New Kia Soul EV review
The Kia Soul EV follows in the footsteps of the brilliant e-Niro, and delivers almost as much in a cheaper package
|Car type||Range||Wallbox charge||Rapid charge|
|Electric||280 miles||9 hours||1 hour 15 mins|
While many manufacturers are still scrambling to build their first electric cars, Kia has just delivered its third: the new, second-generation Soul EV.
Replacing the previous Soul EV – which was launched in 2014 – the new model sits underneath the e-Niro in Kia’s electric range. Both cars use the same 64kWh battery and 201bhp electric motor, and return a very similar 280-mile range in real-world conditions.
To this end, Kia has installed a battery heating system to improve the cells’ performance in cold weather. A heat pump also aids efficiency, and the clever air-conditioning directs air only to where it’s needed.
The Soul EV’s charging port can be found at the front end, and a full charge from flat will take around nine hours on a home wallbox charger. However, on a 50kW rapid charger – the like of which you’ll find at a motorway service station – a 0-80% top-up will take a mere 75 minutes. The Soul EV is compatible with both AC and DC chargers.
On the move, the electric motor returns the kind of performance a hot hatchback would be proud of: 0-62mph takes 7.9 seconds, and the Soul EV feels even faster from 0-30mph on urban roads. The front wheels struggled for grip once or twice when we were extra-aggressive with the accelerator, but this will rarely pose a problem for most drivers.

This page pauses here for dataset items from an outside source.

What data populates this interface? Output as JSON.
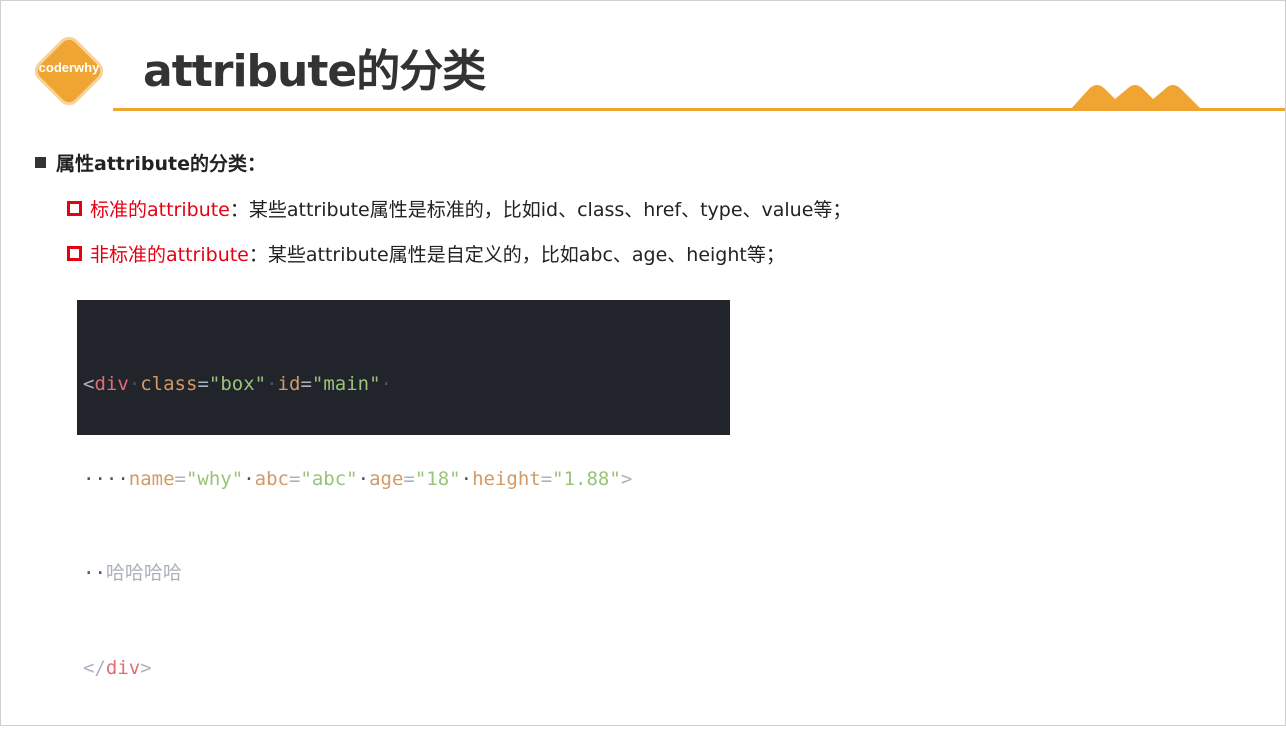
{
  "logo": {
    "text": "coderwhy"
  },
  "title": "attribute的分类",
  "main_bullet": "属性attribute的分类：",
  "items": [
    {
      "label": "标准的attribute",
      "text": "：某些attribute属性是标准的，比如id、class、href、type、value等；"
    },
    {
      "label": "非标准的attribute",
      "text": "：某些attribute属性是自定义的，比如abc、age、height等；"
    }
  ],
  "code": {
    "line1": {
      "open": "<",
      "tag": "div",
      "sp1": "·",
      "attr1": "class",
      "eq1": "=",
      "val1": "\"box\"",
      "sp2": "·",
      "attr2": "id",
      "eq2": "=",
      "val2": "\"main\"",
      "sp3": "·"
    },
    "line2": {
      "indent": "····",
      "attr3": "name",
      "eq3": "=",
      "val3": "\"why\"",
      "sp4": "·",
      "attr4": "abc",
      "eq4": "=",
      "val4": "\"abc\"",
      "sp5": "·",
      "attr5": "age",
      "eq5": "=",
      "val5": "\"18\"",
      "sp6": "·",
      "attr6": "height",
      "eq6": "=",
      "val6": "\"1.88\"",
      "close": ">"
    },
    "line3": {
      "indent": "··",
      "text": "哈哈哈哈"
    },
    "line4": {
      "open": "</",
      "tag": "div",
      "close": ">"
    }
  },
  "colors": {
    "accent": "#f0a431",
    "highlight": "#e60012",
    "code_bg": "#21252b"
  }
}
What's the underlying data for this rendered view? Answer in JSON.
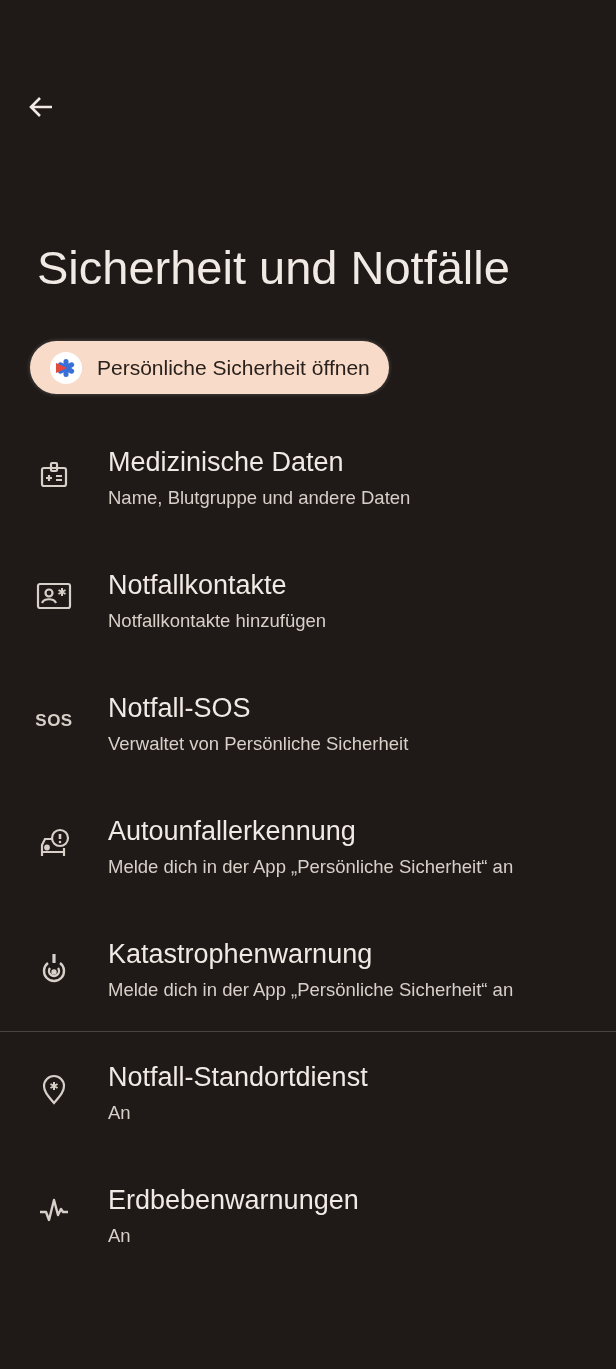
{
  "page_title": "Sicherheit und Notfälle",
  "open_app_button": {
    "label": "Persönliche Sicherheit öffnen"
  },
  "sections": [
    {
      "items": [
        {
          "title": "Medizinische Daten",
          "subtitle": "Name, Blutgruppe und andere Daten"
        },
        {
          "title": "Notfallkontakte",
          "subtitle": "Notfallkontakte hinzufügen"
        },
        {
          "title": "Notfall-SOS",
          "subtitle": "Verwaltet von Persönliche Sicherheit",
          "icon_text": "SOS"
        },
        {
          "title": "Autounfallerkennung",
          "subtitle": "Melde dich in der App „Persönliche Sicherheit“ an"
        },
        {
          "title": "Katastrophenwarnung",
          "subtitle": "Melde dich in der App „Persönliche Sicherheit“ an"
        }
      ]
    },
    {
      "items": [
        {
          "title": "Notfall-Standortdienst",
          "subtitle": "An"
        },
        {
          "title": "Erdbebenwarnungen",
          "subtitle": "An"
        }
      ]
    }
  ]
}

While the acceleration is fun, the Soul EV falls short with its steering, which feels too light and forced us to make lots of small corrections on the go. This improves when switching from Normal to Sport mode, but the extra weight gained here feels artificial. We’re hoping Kia will fine-tune the settings before the Soul EV arrives in the UK later in 2019.
Most electric cars suffer from a firm ride caused by the weight of their batteries, and the Soul EV is no different: bumps and rough road surfaces take their toll, but it’s far from harsh enough to be called uncomfortable.

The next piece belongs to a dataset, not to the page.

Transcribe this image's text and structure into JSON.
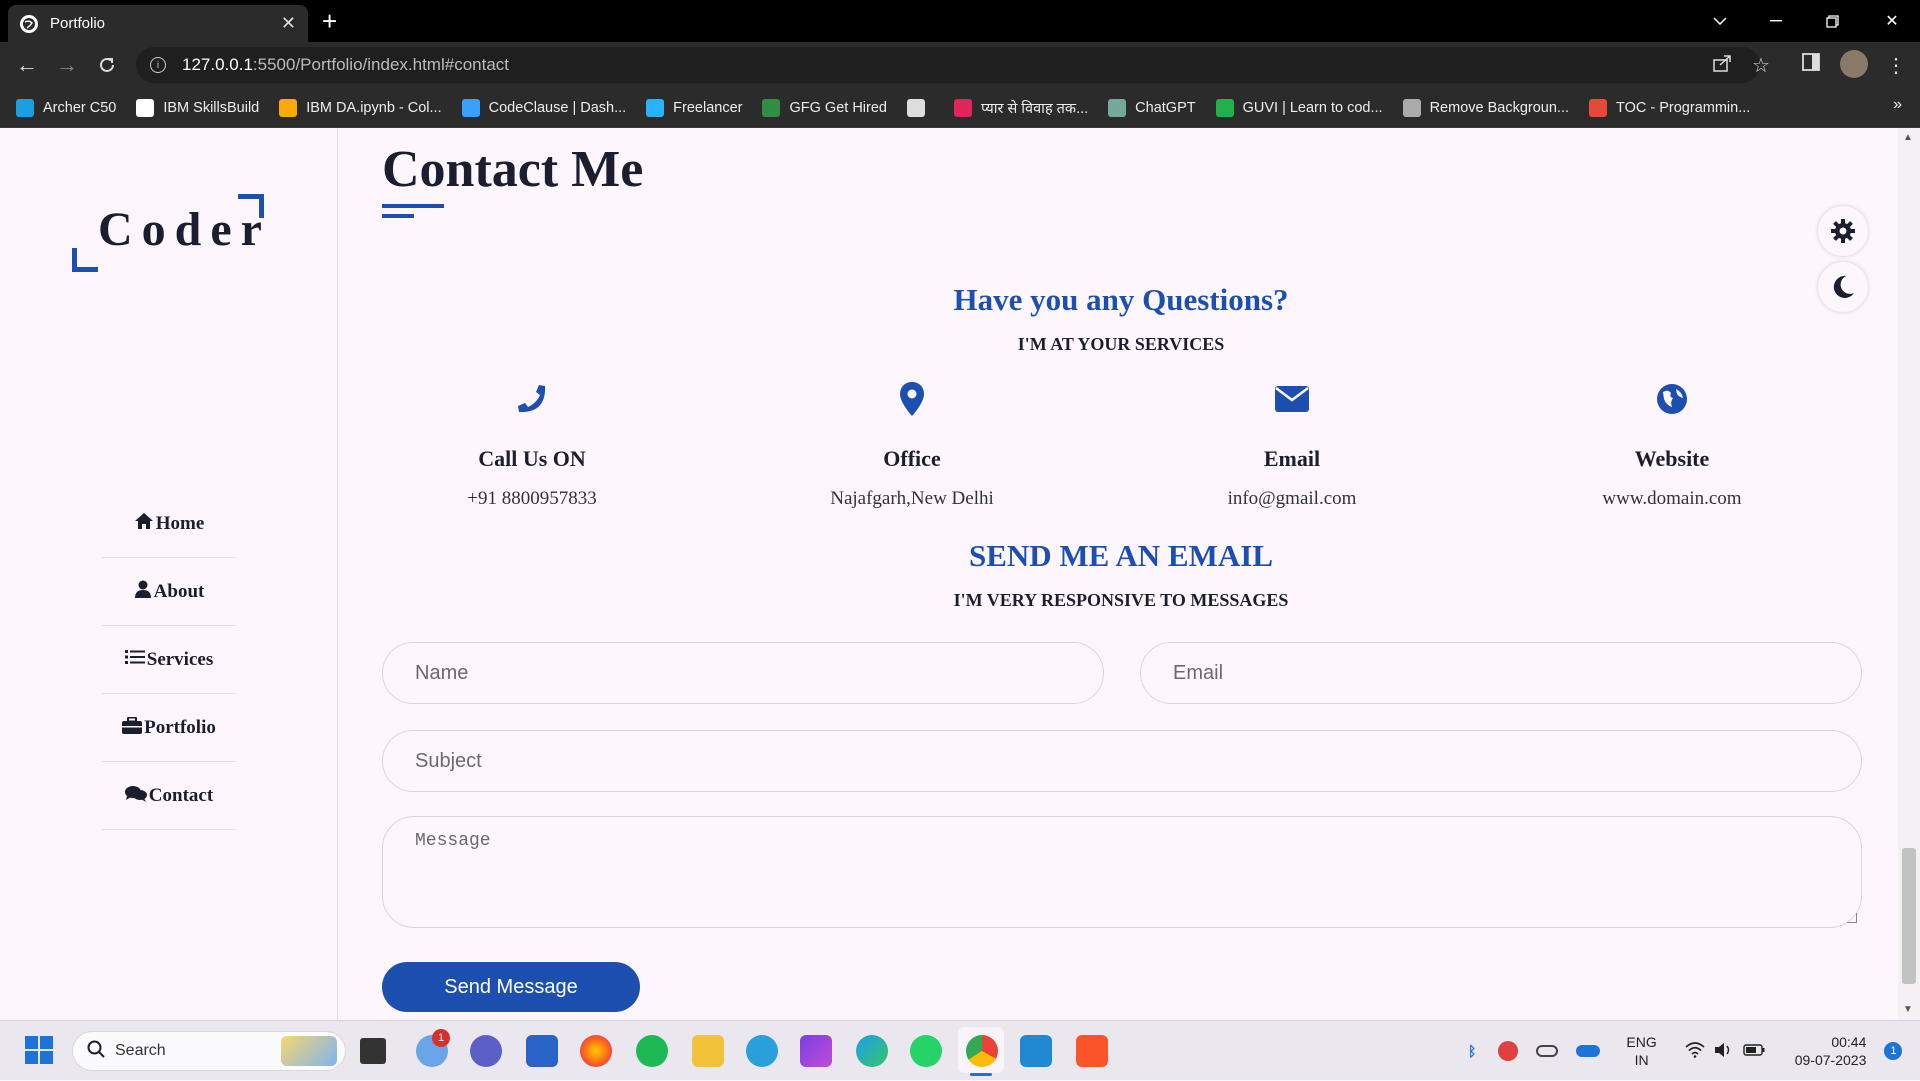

Normal and Sport modes are joined by Eco and Eco+ settings, with the latter designed to extract the maximum possible range by turning up the regenerative braking and switching off the air-conditioning. You can adjust the level of regenerative braking to your liking, too, with paddles either side of the wheel: the harshest setting will bring the Soul EV to a complete stop without touching the brake pedal.
On our test route in South Korea, we were pleased to see the range dropping in line with the mileage we covered – both around town and on motorways – and we even saw the range rise with use of the regenerative braking system on downhill stretches. This bodes well for its arrival in the UK.
As does its new look: the previous generation of the Soul EV turned a lot of people off with its boxy proportions, but this new car features softer edges and a longer, sleeker profile. The LED front headlights, wraparound tail-lights, 17-inch alloy wheels and chrome detailing on the front end all add to the more stylish appearance.
Inside, Kia’s upmarket ambitions are evident with the 10.25-inch infotainment screen and soft-touch plastic panels on the dashboard and on the doors. All of the buttons and knobs are good to touch, and crucially feel well built enough to last at least as long as Kia’s standard seven-year warranty.
There’s lots of technology on board, with a seven-inch digital instrument cluster behind the steering wheel, plus a head-up display so drivers don’t need to avert their gaze from the road while driving. Meanwhile, safety features include 'level two' autonomous driving, which will keep the Soul EV in its lane and a set distance from the car ahead on the motorway.
Smartphone connectivity is provided in the form of Android Auto and Apple CarPlay, with wireless phone charging available as well.
A Harman Kardon audio system is standard, and the interior mood lighting can be configured to pulse to the rhythm of your music. And by downloading the Kia UVO app you’ll be able to adjust the climate control remotely, as well as keep an eye on charging progress while the Soul EV is plugged in.
There’s more space inside the new Soul EV than in the outgoing model, and rear passengers will be more than comfortable despite the rear headroom dropping slightly. The boot is bigger, too: there are 315 litres of space with the seats up – 34 litres more than before – and 1,339 litres with the seats down.
While the Soul EV shares much of its DNA with the e-Niro, it has a funkier character which should appeal to a more youthful audience. Kia hopes it'll be cheaper than the e-Niro, too: things could change between now and its UK launch at the end of the year, but the company hopes prices will start from less than £30,000, inclusive of the Government’s £3,500 plug-in car grant.
A cheaper alternative will be available in some markets in the form of a 39.2kWh version, delivering a range of 172 miles. Kia has yet to decide if that's coming to the UK, so watch this space.
Either way, the Soul EV is an excellent electric car that delivers almost everything the e-Niro – our 2019 Car of the Year – can in a more affordable package. Better still, with the e-Niro’s entire 2019 UK allocation accounted for, you’ll be able to buy the new Soul EV before its bigger sibling returns in 2020.